Once trained, your LLM must serve predictions efficiently. Raw autoregressive generation is slow because it recalculates attention matrices at every step. Optimizing Inference Store the Key ( ) and Value (
Practical examples of this phase can be found in notebook tutorials and hands-on workshops, where you can write a simple tokenizer yourself.
A pretrained LLM is a generalist. To make it useful for specific tasks, you'll need to it. As shown in detailed book chapters, this involves adapting your pretrained model to new, task-specific datasets. Fine-tuning can be divided into the following progressive stages:
A position-wise non-linear mapping that applies linear transformations and activation functions (such as SwiGLU ) to further process token representations. 2. Text Preprocessing and Tokenization build a large language model from scratch pdf
This is surprisingly tedious. The PDF will include a reference implementation that trains a tokenizer on the TinyStories dataset (a corpus of simple English stories for benchmarking small LLMs).
AdamW with decoupled weight decay to prevent overfitting.
Gathering datasets (e.g., Common Crawl, Wikipedia, books). Once trained, your LLM must serve predictions efficiently
Pre-training is the most computationally intensive phase. It relies on the objective: predicting the next token given all previous tokens. Optimization Configurations Optimizer: Use AdamW with decoupled weight decay.
12×layersthe fraction with numerator 1 and denominator the square root of 2 cross layers end-root end-fraction for residual layers to prevent exploding gradients.
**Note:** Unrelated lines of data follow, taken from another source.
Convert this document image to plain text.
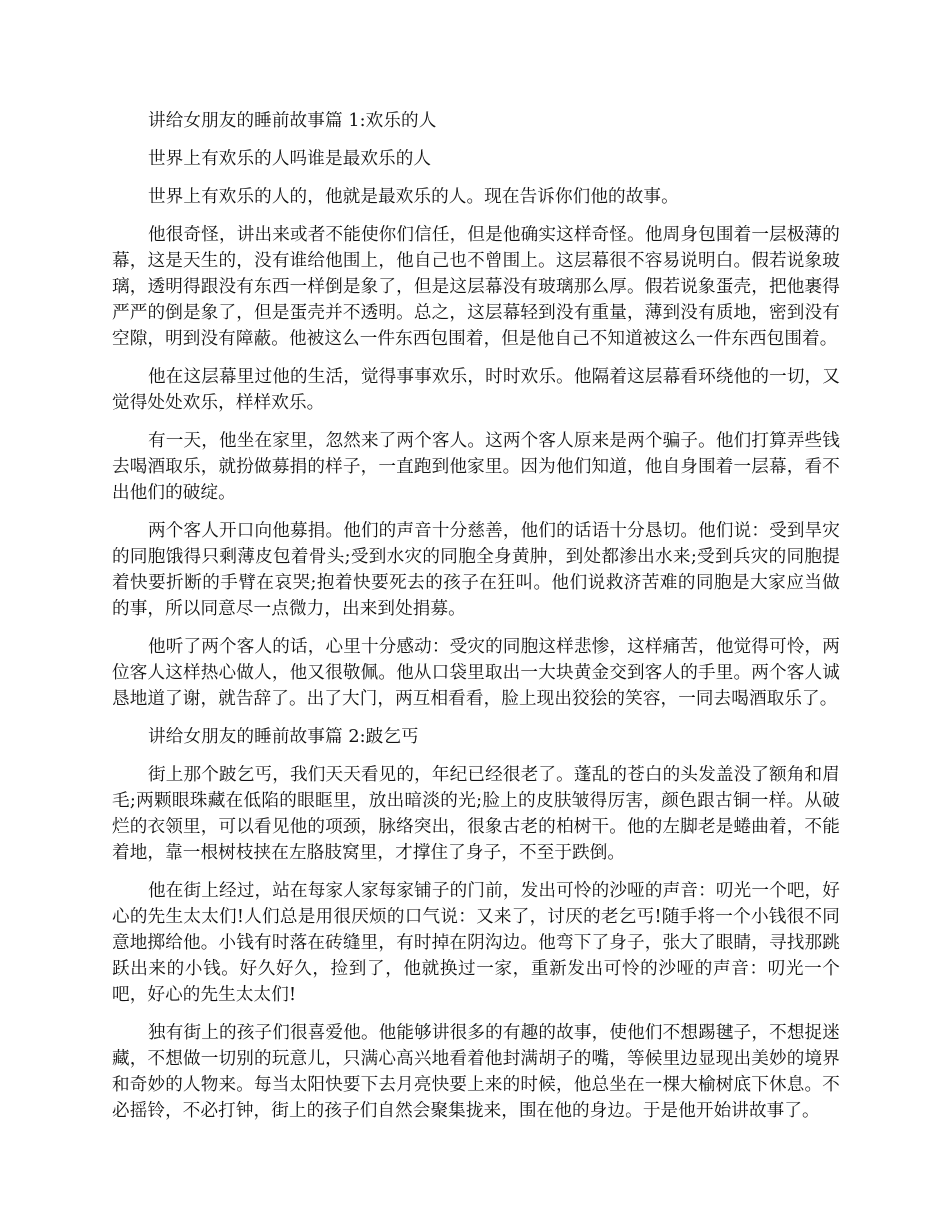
讲给女朋友的睡前故事篇 1:欢乐的人

世界上有欢乐的人吗谁是最欢乐的人

世界上有欢乐的人的，他就是最欢乐的人。现在告诉你们他的故事。

他很奇怪，讲出来或者不能使你们信任，但是他确实这样奇怪。他周身包围着一层极薄的幕，这是天生的，没有谁给他围上，他自己也不曾围上。这层幕很不容易说明白。假若说象玻璃，透明得跟没有东西一样倒是象了，但是这层幕没有玻璃那么厚。假若说象蛋壳，把他裹得严严的倒是象了，但是蛋壳并不透明。总之，这层幕轻到没有重量，薄到没有质地，密到没有空隙，明到没有障蔽。他被这么一件东西包围着，但是他自己不知道被这么一件东西包围着。

他在这层幕里过他的生活，觉得事事欢乐，时时欢乐。他隔着这层幕看环绕他的一切，又觉得处处欢乐，样样欢乐。

有一天，他坐在家里，忽然来了两个客人。这两个客人原来是两个骗子。他们打算弄些钱去喝酒取乐，就扮做募捐的样子，一直跑到他家里。因为他们知道，他自身围着一层幕，看不出他们的破绽。

两个客人开口向他募捐。他们的声音十分慈善，他们的话语十分恳切。他们说：受到旱灾的同胞饿得只剩薄皮包着骨头;受到水灾的同胞全身黄肿，到处都渗出水来;受到兵灾的同胞提着快要折断的手臂在哀哭;抱着快要死去的孩子在狂叫。他们说救济苦难的同胞是大家应当做的事，所以同意尽一点微力，出来到处捐募。

他听了两个客人的话，心里十分感动：受灾的同胞这样悲惨，这样痛苦，他觉得可怜，两位客人这样热心做人，他又很敬佩。他从口袋里取出一大块黄金交到客人的手里。两个客人诚恳地道了谢，就告辞了。出了大门，两互相看看，脸上现出狡狯的笑容，一同去喝酒取乐了。

讲给女朋友的睡前故事篇 2:跛乞丐

街上那个跛乞丐，我们天天看见的，年纪已经很老了。蓬乱的苍白的头发盖没了额角和眉毛;两颗眼珠藏在低陷的眼眶里，放出暗淡的光;脸上的皮肤皱得厉害，颜色跟古铜一样。从破烂的衣领里，可以看见他的项颈，脉络突出，很象古老的柏树干。他的左脚老是蜷曲着，不能着地，靠一根树枝挟在左胳肢窝里，才撑住了身子，不至于跌倒。

他在街上经过，站在每家人家每家铺子的门前，发出可怜的沙哑的声音：叨光一个吧，好心的先生太太们!人们总是用很厌烦的口气说：又来了，讨厌的老乞丐!随手将一个小钱很不同意地掷给他。小钱有时落在砖缝里，有时掉在阴沟边。他弯下了身子，张大了眼睛，寻找那跳跃出来的小钱。好久好久，捡到了，他就换过一家，重新发出可怜的沙哑的声音：叨光一个吧，好心的先生太太们!

独有街上的孩子们很喜爱他。他能够讲很多的有趣的故事，使他们不想踢毽子，不想捉迷藏，不想做一切别的玩意儿，只满心高兴地看着他封满胡子的嘴，等候里边显现出美妙的境界和奇妙的人物来。每当太阳快要下去月亮快要上来的时候，他总坐在一棵大榆树底下休息。不必摇铃，不必打钟，街上的孩子们自然会聚集拢来，围在他的身边。于是他开始讲故事了。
Source data from diverse corpora such as Wikipedia, open-source code repositories, academic papers, and filtered web crawls (e.g., Common Crawl). A pretrained LLM is a generalist
Use bfloat16 to drastically reduce memory usage and speed up matrix multiplications while avoiding underflow issues common with float16 .
: Use Root Mean Square Normalization (RMSNorm) placed before the attention and feed-forward blocks (Pre-LN). This stabilizes gradient flow through deep networks.
Convert model weights from 16-bit floating points to lower precision formats like INT8 or INT4 using frameworks like AWQ, GPTQ, or bitsandbytes, allowing models to run on consumer hardware.